November 29, 2012
Boris Karloff breaks for a photo session during the filming of Frankenstein. It's late summer or fall of 1931.
In full makeup, sometimes grimacing but mostly deadpan, with raccoon eyes and sunken cheeks, impossibly gaunt, Karloff posed face front and profile, hands up to his face or straight down, fingers splayed and dead man stiff. He appears in closeup or full figure leaning precariously forward, anchored by his heavy boots. The photographer, most likely Universal’s Roman Freulich, lights The Monster with a low, eerie light or a strong spotlight for a stark effect.

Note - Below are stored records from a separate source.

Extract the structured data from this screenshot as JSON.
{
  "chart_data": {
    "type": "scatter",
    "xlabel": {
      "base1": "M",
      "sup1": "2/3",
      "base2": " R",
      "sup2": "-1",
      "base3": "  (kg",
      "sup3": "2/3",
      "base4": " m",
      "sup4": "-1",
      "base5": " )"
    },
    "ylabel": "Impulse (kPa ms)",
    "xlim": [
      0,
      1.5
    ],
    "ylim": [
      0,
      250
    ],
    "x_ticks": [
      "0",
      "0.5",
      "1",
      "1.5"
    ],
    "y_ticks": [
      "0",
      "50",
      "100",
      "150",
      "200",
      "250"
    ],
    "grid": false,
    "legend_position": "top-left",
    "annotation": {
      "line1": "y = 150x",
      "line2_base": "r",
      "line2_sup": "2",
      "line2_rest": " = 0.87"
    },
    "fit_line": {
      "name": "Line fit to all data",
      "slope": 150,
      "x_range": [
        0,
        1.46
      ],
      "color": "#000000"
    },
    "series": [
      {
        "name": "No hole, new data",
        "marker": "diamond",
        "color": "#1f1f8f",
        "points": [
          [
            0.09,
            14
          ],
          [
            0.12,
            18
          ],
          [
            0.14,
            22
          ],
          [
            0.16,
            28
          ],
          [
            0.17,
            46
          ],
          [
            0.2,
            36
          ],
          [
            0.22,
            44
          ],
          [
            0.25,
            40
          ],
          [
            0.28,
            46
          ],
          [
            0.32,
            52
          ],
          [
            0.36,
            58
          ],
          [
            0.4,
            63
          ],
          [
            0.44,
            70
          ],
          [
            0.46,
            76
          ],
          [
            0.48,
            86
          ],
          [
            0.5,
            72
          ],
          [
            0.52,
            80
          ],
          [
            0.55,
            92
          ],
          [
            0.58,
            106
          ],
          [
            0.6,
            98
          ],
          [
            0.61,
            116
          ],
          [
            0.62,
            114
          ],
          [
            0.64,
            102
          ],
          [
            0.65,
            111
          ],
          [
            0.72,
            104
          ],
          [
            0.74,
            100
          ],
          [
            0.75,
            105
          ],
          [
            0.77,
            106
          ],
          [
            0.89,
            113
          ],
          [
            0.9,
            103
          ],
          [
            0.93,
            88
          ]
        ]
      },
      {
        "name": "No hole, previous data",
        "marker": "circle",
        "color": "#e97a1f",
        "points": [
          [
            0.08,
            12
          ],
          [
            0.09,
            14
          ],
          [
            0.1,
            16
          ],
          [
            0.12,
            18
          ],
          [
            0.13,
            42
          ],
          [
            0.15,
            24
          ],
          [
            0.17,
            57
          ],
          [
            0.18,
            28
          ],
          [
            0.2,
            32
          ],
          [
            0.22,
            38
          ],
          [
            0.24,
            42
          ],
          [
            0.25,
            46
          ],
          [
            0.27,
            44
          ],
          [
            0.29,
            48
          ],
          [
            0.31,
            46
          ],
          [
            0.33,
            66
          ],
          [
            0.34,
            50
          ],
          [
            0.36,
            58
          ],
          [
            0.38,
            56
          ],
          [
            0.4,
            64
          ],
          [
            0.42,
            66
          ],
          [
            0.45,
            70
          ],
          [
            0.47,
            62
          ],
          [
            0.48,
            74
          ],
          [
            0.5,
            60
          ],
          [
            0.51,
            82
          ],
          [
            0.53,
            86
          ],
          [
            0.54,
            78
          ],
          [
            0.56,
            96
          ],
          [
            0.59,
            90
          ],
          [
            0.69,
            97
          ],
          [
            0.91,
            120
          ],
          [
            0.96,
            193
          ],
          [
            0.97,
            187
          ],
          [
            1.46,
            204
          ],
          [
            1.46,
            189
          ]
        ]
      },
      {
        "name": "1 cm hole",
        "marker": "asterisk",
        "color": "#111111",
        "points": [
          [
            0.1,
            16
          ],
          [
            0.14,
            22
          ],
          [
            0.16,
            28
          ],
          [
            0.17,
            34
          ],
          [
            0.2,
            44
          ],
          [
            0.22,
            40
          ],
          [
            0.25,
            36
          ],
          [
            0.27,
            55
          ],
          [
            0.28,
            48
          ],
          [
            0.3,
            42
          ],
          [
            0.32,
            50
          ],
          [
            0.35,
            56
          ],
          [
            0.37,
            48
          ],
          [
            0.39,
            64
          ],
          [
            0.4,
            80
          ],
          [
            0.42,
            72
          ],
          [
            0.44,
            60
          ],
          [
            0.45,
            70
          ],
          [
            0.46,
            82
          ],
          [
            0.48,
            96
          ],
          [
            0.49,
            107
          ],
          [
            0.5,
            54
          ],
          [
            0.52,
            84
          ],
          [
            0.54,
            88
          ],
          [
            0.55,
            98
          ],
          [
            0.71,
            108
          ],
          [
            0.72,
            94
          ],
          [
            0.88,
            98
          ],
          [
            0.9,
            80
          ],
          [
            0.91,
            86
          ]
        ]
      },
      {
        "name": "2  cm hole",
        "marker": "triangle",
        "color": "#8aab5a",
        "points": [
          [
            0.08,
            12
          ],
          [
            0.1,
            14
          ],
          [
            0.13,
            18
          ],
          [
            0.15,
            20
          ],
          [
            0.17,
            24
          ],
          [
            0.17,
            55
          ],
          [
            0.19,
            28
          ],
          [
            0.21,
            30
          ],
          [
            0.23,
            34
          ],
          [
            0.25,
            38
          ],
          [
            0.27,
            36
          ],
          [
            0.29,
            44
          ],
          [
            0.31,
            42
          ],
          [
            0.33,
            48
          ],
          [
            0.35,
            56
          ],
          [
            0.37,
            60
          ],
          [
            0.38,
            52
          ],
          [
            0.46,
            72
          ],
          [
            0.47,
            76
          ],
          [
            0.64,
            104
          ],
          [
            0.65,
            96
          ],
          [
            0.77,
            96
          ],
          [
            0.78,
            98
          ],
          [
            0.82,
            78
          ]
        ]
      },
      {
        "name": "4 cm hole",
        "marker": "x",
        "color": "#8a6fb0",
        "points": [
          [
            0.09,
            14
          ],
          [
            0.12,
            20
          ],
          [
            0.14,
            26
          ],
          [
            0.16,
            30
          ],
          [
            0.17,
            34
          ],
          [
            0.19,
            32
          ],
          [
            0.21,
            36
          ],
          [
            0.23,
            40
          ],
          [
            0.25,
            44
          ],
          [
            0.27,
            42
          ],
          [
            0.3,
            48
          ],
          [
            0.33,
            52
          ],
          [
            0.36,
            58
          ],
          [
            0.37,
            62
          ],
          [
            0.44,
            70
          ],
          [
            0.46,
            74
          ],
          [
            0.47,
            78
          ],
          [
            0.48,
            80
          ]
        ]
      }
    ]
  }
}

The studio’s Publicity Department would send these stills out to papers and magazines, and studio artists would use them as reference for poster paintings or line art for newspaper ads. Case in point, this unusual pose, Karloff leaning forward off a stool covered with a sheer black veil, was repurposed for a very effective small ad. With the title swooshing dynamically across the image, The Monster — “The World’s First ‘Man-Made’ Man” — lurches menacingly at a generic cowering victim.
Back in January 1932, The Beacon’s patrons got a double dose of Frederick Kerr, the bumbling old Baron Frankenstein who also appeared opposite Warren Williams in the companion feature, Honor of the Family, an elaborate costumer based on a story by Honoré de Balzac. That film is lost. Only the Vitaphone sound disks have survived along with a handful of lobby cards.